With interleague play coming up, Baseball Reference has a look at 17 home/road matchups that haven't happened yet. The Brewers have visited every AL ballpark and hosted 13 of 14 AL teams, but are still waiting for the Rays to come to town.
Around the league:
D-Backs: Designated infielder Josh Wilson for assignment.
Nationals: Returned Rule 5 pick Terrell Young to the Reds.
Rockies: Placed Glendon Rusch on waivers.
Tigers: Placed Nate Robertson on the DL with a lower back strain.
So how many of these disabled list stints are legit? Yesterday, Shysterball wondered about some recent disabled list shenanigans, and Jayson Stark of ESPN followed up on it. He seems to have arrived at the conclusion that a doctor, given a reason to, can find something wrong with just about anyone. All of this came out on the same day the Astros placed Geoff Geary on the DL with
chronic ineffectiveness biceps tendinitis.
Following up on something I mentioned yesterday: Umpire Paul Schrieber apologized for making contact with Magglio Ordonez on Wednesday. It doesn't look like he'll face any significant consequences for his actions.
How much of a major league curveball's action is real, and how much is simply an optical illusion? The Book blog has a pretty cool visual aid to help explain it.

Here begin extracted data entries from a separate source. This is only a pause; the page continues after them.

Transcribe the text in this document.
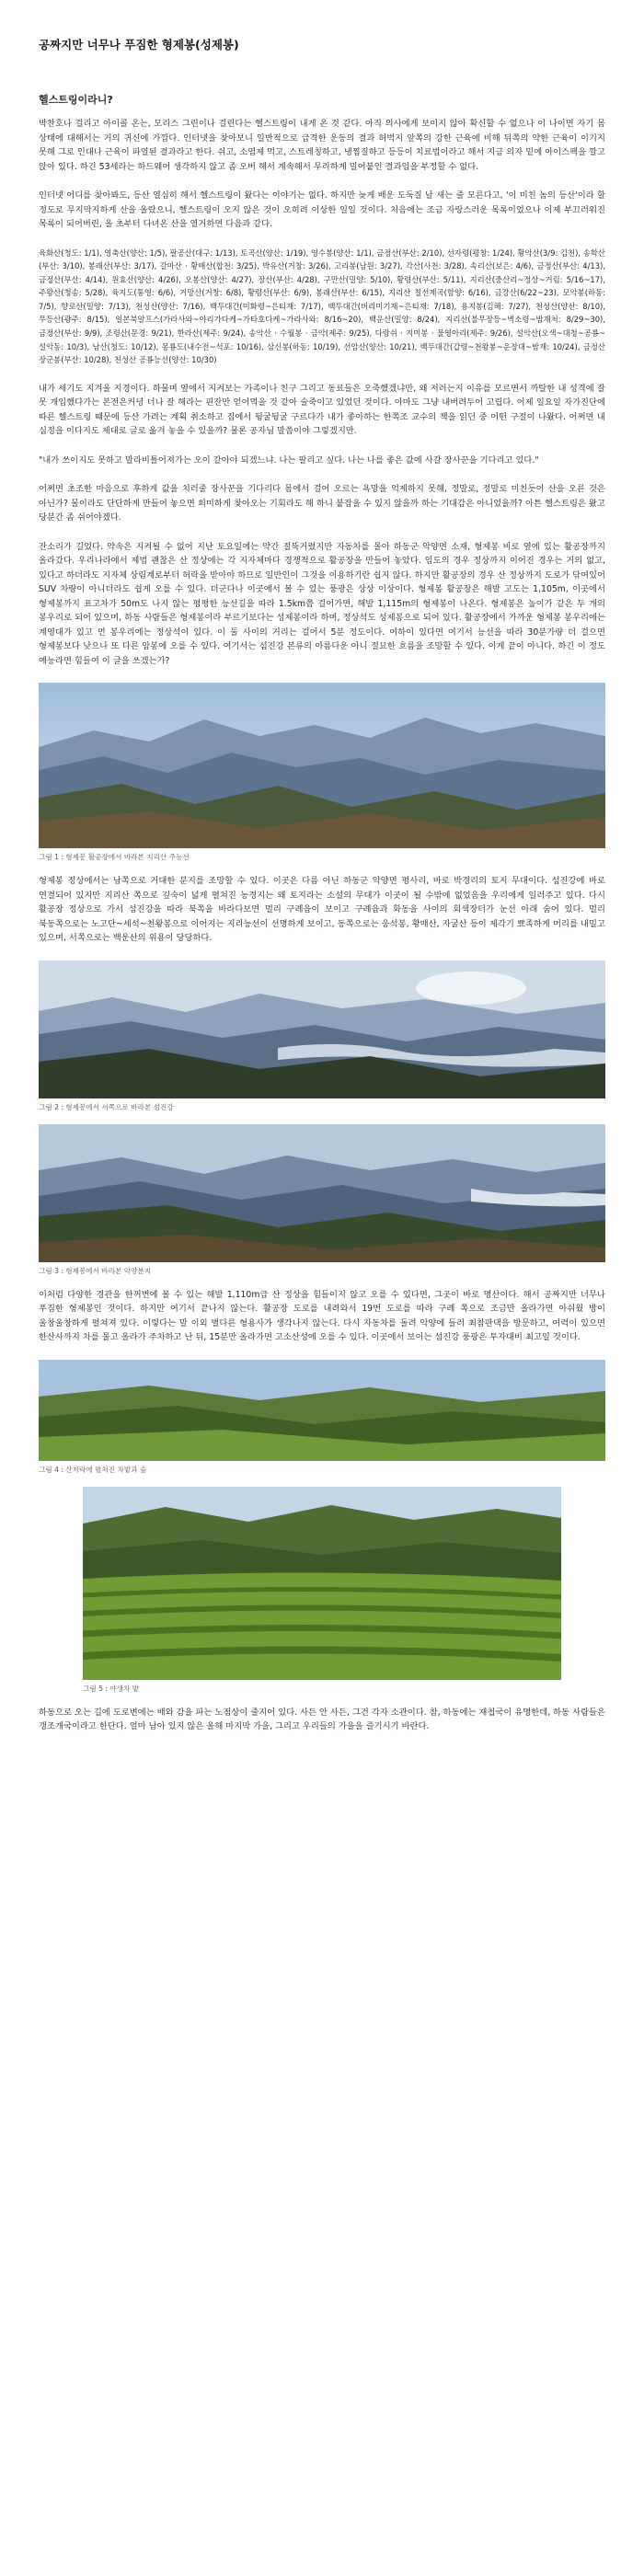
공짜지만 너무나 푸짐한 형제봉(성제봉)
헬스트링이라니?

박찬호나 걸리고 아이콜 온는, 모리스 그린이나 걸린다는 헬스트링이 내게 온 것 같다. 아직 의사에게 보이지 않아 확신할 수 없으나 이 나이면 자기 몸 상태에 대해서는 거의 귀신에 가깝다. 인터넷을 찾아보니 일반적으로 급격한 운동의 결과 허벅지 앞쪽의 강한 근육에 비해 뒤쪽의 약한 근육이 이기지 못해 그로 인대나 근육이 파열된 결과라고 한다. 쉬고, 소염제 먹고, 스트레칭하고, 냉찜질하고 등등이 치료법이라고 해서 지금 의자 밑에 아이스팩을 깔고 앉아 있다. 하긴 53세라는 하드웨어 생각하지 않고 좀 오버 해서 계속해서 무리하게 밀어붙인 결과임을 부정할 수 없다.

인터넷 어디를 찾아봐도, 등산 열심히 해서 헬스트링이 왔다는 이야기는 없다. 하지만 늦게 배운 도둑질 날 새는 줄 모른다고, '이 미친 놈의 등산'이라 할 정도로 무지막지하게 산을 올랐으니, 헬스트링이 오지 않은 것이 오히려 이상한 일일 것이다. 처음에는 조금 자랑스러운 목록이었으나 이제 부끄러워진 목록이 되어버린, 올 초부터 다녀온 산을 열거하면 다음과 같다.

육화산(청도: 1/1), 영축산(양산: 1/5), 팔공산(대구: 1/13), 토곡산(양산: 1/19), 영수봉(양산: 1/1), 금정산(부산: 2/10), 선자령(평창: 1/24), 황악산(3/9: 김천), 송학산(부산: 3/10), 봉래산(부산: 3/17), 갈마산 · 황매산(합천: 3/25), 박유산(거창: 3/26), 고리봉(남원: 3/27), 각산(사천: 3/28), 속리산(보은: 4/6), 금정산(부산: 4/13), 금정산(부산: 4/14), 원효산(양산: 4/26), 오봉산(양산: 4/27), 장산(부산: 4/28), 구만산(밀양: 5/10), 황령산(부산: 5/11), 지리산(중산리~정상~거림: 5/16~17), 주왕산(청송: 5/28), 육지도(통영: 6/6), 거망산(거창: 6/8), 황령산(부산: 6/9), 봉래산(부산: 6/15), 지리산 칠선계곡(함양: 6/16), 금강산(6/22~23), 모악봉(하동: 7/5), 향로산(밀양: 7/13), 천성산(양산: 7/16), 백두대간(미화령~은티재: 7/17), 백두대간(버리미기재~은티재: 7/18), 용지봉(김해: 7/27), 천성산(양산: 8/10), 무등산(광주: 8/15), 일본북알프스(가라사와~야리가다케~가타호다케~가라사와: 8/16~20), 백운산(밀양: 8/24), 지리산(불무장등~벽소령~밤재처: 8/29~30), 금정산(부산: 9/9), 조령산(문경: 9/21), 한라산(제주: 9/24), 송악산 · 수월봉 · 금악(제주: 9/25), 다랑쉬 · 지미봉 · 물영아리(제주: 9/26), 설악산(오색~대청~공룡~설악동: 10/3), 남산(청도: 10/12), 몽룡도(내수전~석포: 10/16), 삼신봉(하동: 10/19), 선암산(양산: 10/21), 백두대간(갑령~천왕봉~운장대~밤재: 10/24), 금정산 장군봉(부산: 10/28), 천성산 공룡능선(양산: 10/30)

내가 세기도 지겨울 지경이다. 하물며 옆에서 지켜보는 가족이나 친구 그리고 동료들은 오죽했겠냐만, 왜 저러는지 이유를 모르면서 까탈한 내 성격에 잘 못 개입했다가는 본전은커녕 너나 잘 해라는 핀잔만 얻어먹을 것 같아 술죽이고 있었던 것이다. 아마도 그냥 내버려두어 고립다. 어제 일요일 자가진단에 따른 헬스트링 때문에 등산 가려는 계획 취소하고 집에서 뒹굴뒹굴 구르다가 내가 좋아하는 한쪽조 교수의 책을 읽던 중 어떤 구절이 나왔다. 어쩌면 내 심정을 이다지도 제대로 글로 옮겨 놓을 수 있을까? 물론 공자님 말씀이야 그렇겠지만.

"내가 쓰이지도 못하고 말라비틀어져가는 오이 같아야 되겠느냐. 나는 팔리고 싶다. 나는 나를 좋은 값에 사갈 장사꾼을 기다리고 있다."

어쩌면 초조한 마음으로 후하게 값을 치러줄 장사꾼을 기다리다 몸에서 걸어 오르는 욕망을 억제하지 못해, 정말로, 정말로 미친듯이 산을 오른 것은 아닌가? 물이라도 단단하게 만들어 놓으면 희미하게 찾아오는 기회라도 해 하니 붙잡을 수 있지 않을까 하는 기대감은 아니었을까? 아튼 헬스트링은 왔고 당분간 좀 쉬어야겠다.

잔소리가 길었다. 약속은 지켜될 수 없어 지난 토요일에는 약간 절뚝거렸지만 자동차를 몰아 하동군 악양면 소재, 형제봉 비로 옆에 있는 활공장까지 올라갔다. 우리나라에서 제법 괜찮은 산 정상에는 각 지자체마다 경쟁적으로 활공장을 만들어 놓았다. 임도의 경우 정상까지 이어진 경우는 거의 없고, 있다고 하더라도 지자체 상림계로부터 허락을 받아야 하므로 일반인이 그것을 이용하기란 쉽지 않다. 하지만 활공장의 경우 산 정상까지 도로가 닦여있어 SUV 차량이 아니더라도 쉽게 오를 수 있다. 더군다나 이곳에서 볼 수 있는 풍광은 상상 이상이다. 형제봉 활공장은 해발 고도는 1,105m, 이곳에서 형제봉까지 표고차가 50m도 나지 않는 평평한 능선길을 따라 1.5km쯤 걸어가면, 해발 1,115m의 형제봉이 나온다. 형제봉은 높이가 같은 두 개의 봉우리로 되어 있으며, 하동 사람들은 형제봉이라 부르기보다는 성제봉이라 하며, 정상석도 성제봉으로 되어 있다. 활공장에서 가까운 형제봉 봉우리에는 계영대가 있고 먼 봉우리에는 정상석이 있다. 이 둘 사이의 거리는 걸어서 5분 정도이다. 여하이 있다면 여기서 능선을 따라 30분가량 더 걸으면 형제봉보다 낮으나 또 다른 암봉에 오를 수 있다. 여기서는 섬진강 본류의 아름다운 아니 절묘한 흐름을 조망할 수 있다. 이게 끝이 아니다. 하긴 이 정도 예능라면 힘들여 이 글을 쓰겠는가?

그림 1 : 형제봉 활공장에서 바라본 지리산 주능선

형제봉 정상에서는 남쪽으로 거대한 분지를 조망할 수 있다. 이곳은 다름 아닌 하동군 악양면 평사리, 바로 박경리의 토지 무대이다. 섬진강에 바로 연결되어 있지만 지리산 쪽으로 깊숙이 넓게 펼쳐진 농경지는 왜 토지라는 소설의 무대가 이곳이 될 수밖에 없었음을 우리에게 일러주고 있다. 다시 활공장 정상으로 가서 섬진강을 따라 북쪽을 바라다보면 멀리 구례읍이 보이고 구례읍과 화동을 사이의 회색장터가 눈선 아래 숨어 있다. 멀리 북동쪽으로는 노고단~세석~천왕봉으로 이어지는 지리능선이 선명하게 보이고, 동쪽으로는 웅석봉, 황매산, 자굴산 등이 제각기 뾰족하게 머리를 내밀고 있으며, 서쪽으로는 백운산의 위용이 당당하다.

그림 2 : 형제봉에서 서쪽으로 바라본 섬진강
그림 3 : 형제봉에서 바라본 악양분지

이처럼 다양한 경관을 한꺼번에 볼 수 있는 해발 1,110m급 산 정상을 힘들이지 않고 오를 수 있다면, 그곳이 바로 명산이다. 해서 공짜지만 너무나 푸짐한 형제봉인 것이다. 하지만 여기서 끝나지 않는다. 활공장 도로를 내려와서 19번 도로를 따라 구례 쪽으로 조금만 올라가면 아쉬웠 방이 울창울창하게 펼쳐져 있다. 이렇다는 말 이외 별다른 형용사가 생각나지 않는다. 다시 자동차를 돌려 악양에 들러 최참판댁을 방문하고, 여력이 있으면 한산사까지 차를 몰고 올라가 주차하고 난 뒤, 15분만 올라가면 고소산성에 오를 수 있다. 이곳에서 보이는 섬진강 풍광은 투자대비 최고일 것이다.

그림 4 : 산자락에 펼쳐진 차밭과 숲
그림 5 : 야생차 밭

하동으로 오는 길에 도로변에는 배와 감을 파는 노점상이 줄지어 있다. 사든 안 사든, 그건 각자 소관이다. 참, 하동에는 재첩국이 유명한데, 하동 사람들은 갱조개국이라고 한단다. 얼마 남아 있지 않은 올해 마지막 가을, 그리고 우리들의 가을을 즐기시기 바란다.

Braden Looper is turning out to be a pretty good signing for the Brewers, but was he the best signing of a free agent starting pitcher this offseason? Jorge Says No! makes a pretty good case for Baltimore's Koji Uehara.
Speaking of transactions, El Lefty Malo has a look at players the Giants have traded away that have gone on to success in other organizations, including Carlos Villanueva. Villanueva was acquired for Wayne Franklin and Leo Estrella.
We, or maybe just I, complain a lot in this space about the MLB Blackout policy, but MLB.TV has been awarded a patent for the system they use to enforce it online.
Unfortunately, I'm still watching Baseball Tonight, but fortunately, I wasn't watching last night when Eduardo Perez dropped this chunk of knowledge:
And one thing I can tell you: baserunning, hitting, pitching -- and especially the bullpen -- is not only important in the National and the American League, but all around baseball.
I've heard the MLB Network alternative is better, but I have yet to see it for myself.
Oh, and apparently being a major league player has one more perk we didn't know about: When you're injured, you can hit on radiologists.